C’est toute une nouvelle qu’a annoncée Google par l’entremise de son blogue hier matin. Le géant de la recherche serait sur le point de se porter acquéreur de Motorola Mobility, la division fabriquant des appareils mobiles roulant sur Android, tels que l’Atrix et la Xoom, pour la jolie somme de 12,5 milliards.

Ayant obtenu un succès plutôt modeste avec ses plus récents produits, on est en droit de se demander les réels motifs derrière la décision de Google, sans oublier les possibles conséquences sur sa relation avec les autres fabricants d’appareils Android.
Pour une histoire de brevet?
La semaine dernière, je vous écrivais sur l’importance pour Google de se munir d’une artillerie lourde de brevets afin de contrer les potentielles poursuites judiciaires de ses concurrents.
Dans ce qui pourrait se comparer à un véritable échange de tennis entre Google et Microsoft (oui, il s’agit bien d’un clin d’oeil aux Internationaux de tennis qui avaient lieu récemment), la première a accusé l’autre de complot visant à empêcher Google d’acheter le portefeuille de brevets de Novell, tandis que Microsoft a rétorqué avoir pourtant invité Google à se joindre à une coalition dans laquelle un ensemble de compagnies (dont Apple) auraient pu se partager la propriété intellectuelle en question.

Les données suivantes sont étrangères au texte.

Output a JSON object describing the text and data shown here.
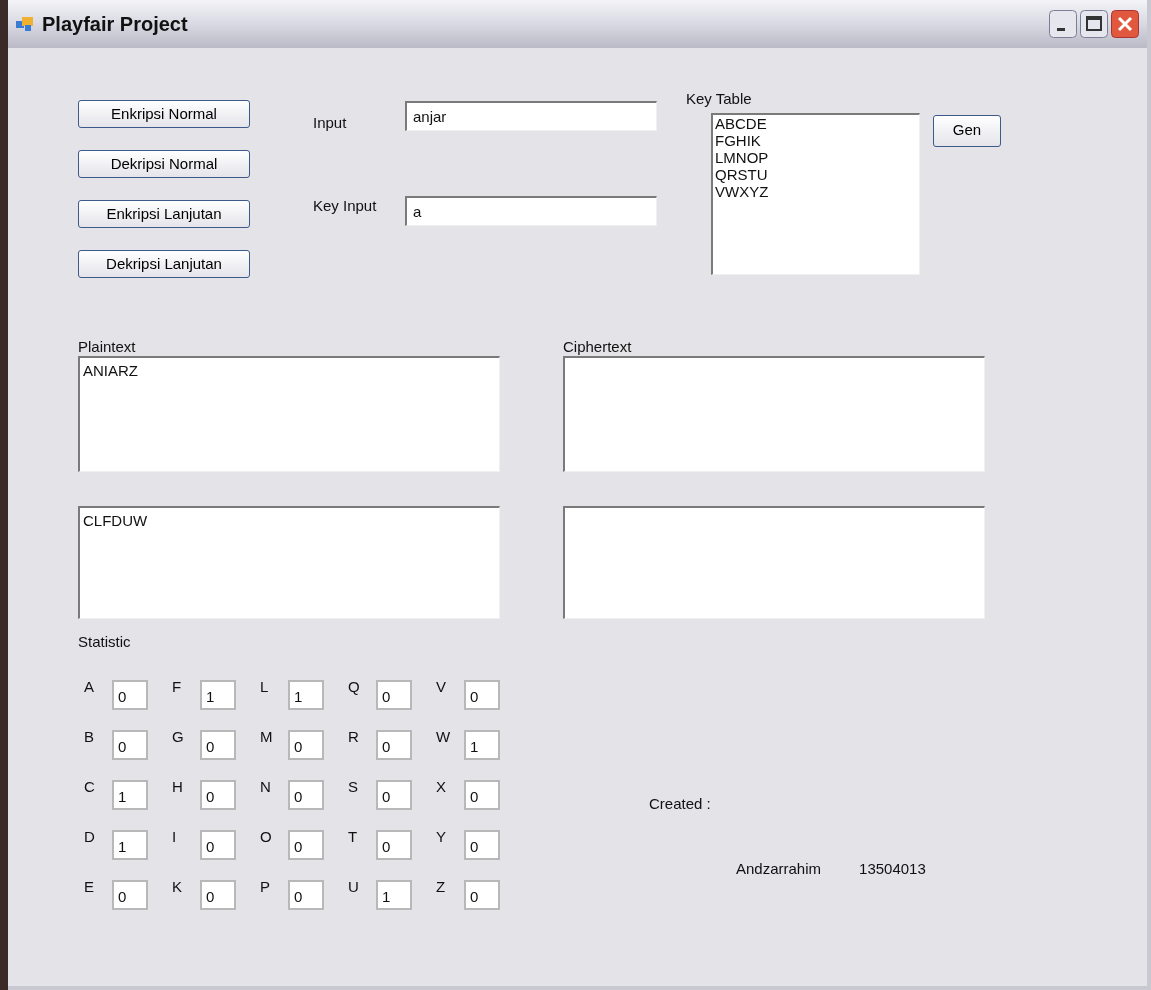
{
  "window": {
    "title": "Playfair Project"
  },
  "actions": [
    "Enkripsi Normal",
    "Dekripsi Normal",
    "Enkripsi Lanjutan",
    "Dekripsi Lanjutan"
  ],
  "input": {
    "label": "Input",
    "value": "anjar"
  },
  "key_input": {
    "label": "Key Input",
    "value": "a"
  },
  "key_table": {
    "label": "Key Table",
    "lines": [
      "ABCDE",
      "FGHIK",
      "LMNOP",
      "QRSTU",
      "VWXYZ"
    ]
  },
  "gen_button": "Gen",
  "plaintext": {
    "label": "Plaintext",
    "value": "ANIARZ"
  },
  "ciphertext": {
    "label": "Ciphertext"
  },
  "result": {
    "value": "CLFDUW"
  },
  "statistic": {
    "label": "Statistic",
    "counts": [
      {
        "letter": "A",
        "count": "0"
      },
      {
        "letter": "B",
        "count": "0"
      },
      {
        "letter": "C",
        "count": "1"
      },
      {
        "letter": "D",
        "count": "1"
      },
      {
        "letter": "E",
        "count": "0"
      },
      {
        "letter": "F",
        "count": "1"
      },
      {
        "letter": "G",
        "count": "0"
      },
      {
        "letter": "H",
        "count": "0"
      },
      {
        "letter": "I",
        "count": "0"
      },
      {
        "letter": "K",
        "count": "0"
      },
      {
        "letter": "L",
        "count": "1"
      },
      {
        "letter": "M",
        "count": "0"
      },
      {
        "letter": "N",
        "count": "0"
      },
      {
        "letter": "O",
        "count": "0"
      },
      {
        "letter": "P",
        "count": "0"
      },
      {
        "letter": "Q",
        "count": "0"
      },
      {
        "letter": "R",
        "count": "0"
      },
      {
        "letter": "S",
        "count": "0"
      },
      {
        "letter": "T",
        "count": "0"
      },
      {
        "letter": "U",
        "count": "1"
      },
      {
        "letter": "V",
        "count": "0"
      },
      {
        "letter": "W",
        "count": "1"
      },
      {
        "letter": "X",
        "count": "0"
      },
      {
        "letter": "Y",
        "count": "0"
      },
      {
        "letter": "Z",
        "count": "0"
      }
    ]
  },
  "credits": {
    "label": "Created :",
    "name": "Andzarrahim",
    "id": "13504013"
  }
}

Google a expliqué avoir refusé l’offre justement parce qu’elle sait ne pas détenir suffisamment de brevets pour tenir tête au reste de l’industrie. Avec l’achat de la branche mobile de Motorola, Google s’assure de ne plus se trouver en position de faiblesse, devenant ainsi propriétaire de plus de 17 000 brevets, en plus d’hériter de 7000 demandes de brevets déposées par Motorola Mobility en attente de traitement.
Avec un portefeuille de brevets fortifié, Google conférera bientôt une certaine sécurité à Android et à sa communauté de développeurs. Puisque le risque est maintenant plus grand pour ses concurrents qu’un concept utilisé dans leurs produits soit décrit dans ces nouveaux brevets, ceux-ci n’ont pas avantage à poursuivre Google sur des motifs semblables afin d’éviter une contre-attaque.
Réaction des autres fabricants
Même si Google se défend de vouloir profiter de sa nouvelle acquisition afin de développer un écosystème plus étroit entre le matériel et le logiciel (l’adage d’Apple avec l’iPhone et l’iPad par exemple), il est difficile de croire que sa relation avec les autres fabricants se trouvera inchangée.
Seulement, Larry Page, CEO de Google, persiste et signe : Motorola Mobility sera gérée comme une entreprise indépendante, extérieure à Google. Selon lui, cette annonce ne change absolument pas la façon dont la compagnie continue à gérer Android et la relation avec ses partenaires.
Google a même créé une page dédiée aux commentaires des représentants de Sony Ericsson, Samsung, LG et HTC. Si c’est écrit sur Internet, c’est parce que c’est vrai, non?
Conséquences
Il est possible que Microsoft soit inspirée par Google et décide de l’imiter. Elle a d’ailleurs investi la somme de 1 milliard dans Nokia en février dernier, une voie qu’elle pourrait décider d’explorer. Cependant, outre dans l’industrie du jeu vidéo, Microsoft n’est traditionnellement pas enclin à fabriquer son propre matériel. Peut-on envisager un changement majeur à ce sujet?
Du côté de Samsung et HTC, il va de soi que Google se doit de demeurer prudent en évitant de favoriser Motorola d’une quelconque façon. Elle ne peut pas se permettre, par exemple, de choisir Motorola comme prochain fabricant du Nexus, la gamme de téléphones mobiles phare de Google pour Android.